"He still has more physical ability than any free agent I've ever seen," says Larry Harper, a Seattle Mariners scout who signed Bobby Jr. when Harper was with San Diego. "He's big [6'4" and 180 pounds], he's faster and stronger than his brother, and he has a better arm. But you've got to have the instincts to go along with it. Barry has amazing instincts, but Bobby Jr. never fully developed his."
While his brother draws paychecks on one of the richest contracts in sports, Bobby Jr. scrapes by on his Class A salary. He stays at his parents' home in San Carlos to save on rent and sends money to his wife, Tracie, a real estate agent in Arizona. The couple has two young boys—Braxton, 2, and Bobby III, nine months—and Tracie has a nine-year-old daughter, Katelin, from a previous marriage.
Though Bonds says he gets along with his teammates, he admits to feeling stung by the cynicism of some people who believe the only reason he still has a job in pro ball is his name. "It could be the reason, or it could not," he says. "I have no idea. Either way, I'm here. I don't want a free ride, and anyone who thinks I'm getting one can kiss my ass."

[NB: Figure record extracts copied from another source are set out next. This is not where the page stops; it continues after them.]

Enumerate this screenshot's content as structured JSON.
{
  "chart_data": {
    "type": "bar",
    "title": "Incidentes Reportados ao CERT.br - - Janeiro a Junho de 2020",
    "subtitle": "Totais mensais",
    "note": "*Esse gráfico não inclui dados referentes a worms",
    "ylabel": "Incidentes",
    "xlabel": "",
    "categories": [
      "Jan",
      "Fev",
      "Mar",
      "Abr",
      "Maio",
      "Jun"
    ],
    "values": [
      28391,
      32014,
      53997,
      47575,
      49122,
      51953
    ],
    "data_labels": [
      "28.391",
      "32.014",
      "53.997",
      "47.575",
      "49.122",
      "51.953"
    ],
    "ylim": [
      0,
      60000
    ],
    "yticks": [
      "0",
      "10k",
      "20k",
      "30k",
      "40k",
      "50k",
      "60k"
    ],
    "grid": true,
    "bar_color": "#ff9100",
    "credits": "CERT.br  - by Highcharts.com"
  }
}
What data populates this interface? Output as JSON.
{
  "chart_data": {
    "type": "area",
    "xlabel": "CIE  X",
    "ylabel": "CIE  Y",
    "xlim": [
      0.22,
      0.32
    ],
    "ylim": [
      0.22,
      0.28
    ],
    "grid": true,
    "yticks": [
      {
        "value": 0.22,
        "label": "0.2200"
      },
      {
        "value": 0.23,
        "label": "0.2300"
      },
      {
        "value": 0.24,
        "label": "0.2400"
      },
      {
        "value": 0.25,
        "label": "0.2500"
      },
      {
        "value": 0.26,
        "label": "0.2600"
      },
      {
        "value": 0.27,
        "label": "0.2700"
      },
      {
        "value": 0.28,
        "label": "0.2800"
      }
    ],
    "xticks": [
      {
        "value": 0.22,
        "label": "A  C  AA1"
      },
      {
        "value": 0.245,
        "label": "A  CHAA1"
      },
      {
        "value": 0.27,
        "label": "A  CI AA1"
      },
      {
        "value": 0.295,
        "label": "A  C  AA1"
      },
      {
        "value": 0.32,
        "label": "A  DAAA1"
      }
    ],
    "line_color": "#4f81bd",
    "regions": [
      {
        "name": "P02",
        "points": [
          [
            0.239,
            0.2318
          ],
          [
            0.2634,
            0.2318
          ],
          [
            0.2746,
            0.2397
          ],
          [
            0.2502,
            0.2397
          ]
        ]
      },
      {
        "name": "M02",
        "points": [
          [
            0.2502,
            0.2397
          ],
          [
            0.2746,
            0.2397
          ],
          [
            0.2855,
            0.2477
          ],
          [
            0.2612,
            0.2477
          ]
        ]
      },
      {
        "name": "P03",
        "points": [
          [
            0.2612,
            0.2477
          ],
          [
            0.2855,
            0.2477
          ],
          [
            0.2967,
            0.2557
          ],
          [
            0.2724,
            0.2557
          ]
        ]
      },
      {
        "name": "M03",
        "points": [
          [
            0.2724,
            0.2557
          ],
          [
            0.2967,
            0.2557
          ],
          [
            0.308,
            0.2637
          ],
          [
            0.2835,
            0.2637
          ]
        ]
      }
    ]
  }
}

Jack Hiatt, director of player development for the Giants, insists that—if anything—Bobby Jr.'s name has been a hindrance. "It's not his name that has kept him in the game," Hiatt says. "To the contrary, maybe if he didn't have that name, he'd be in the big leagues. Think about it. He battles the legends of his father and brother every day, and he's doing it right on their doorstep. There are the expectations. The constant catcalls. He's done a great job of handling it, and I'm proud of him."
Bobby Jr. spent the off-season working out with Barry. He says it gave him a valuable insight into what it takes to be a major league star. "He is so disciplined," Bobby Jr. says. "I would have never thought that my brother worked out as hard as he does. You figure, 'Hey, it's the off-season. I've got money. Let's just hang out.' But there he is getting up at 5 a.m. to run. There he is lifting, hitting every day with that fire in his eyes. Watching him is an inspiration. I want to copy those habits and see if they will pay off for me."
But is it too late? Bobby Jr. says his dream is to play in the majors with his brother. He once made a brief stop at Triple A ( Las Vegas) but has ascended no higher. And he remains a long shot in an organization crammed with outfield prospects. Still, expansion is coming, and slots will open up.
"A lot of guys would love to be doing what I do instead of working at McDonald's or 7-Eleven," he says. "I like playing. I like coming out here with the guys and talking mess. It's kind of like being a little kid all over again." Instead of an old fogy running out of time.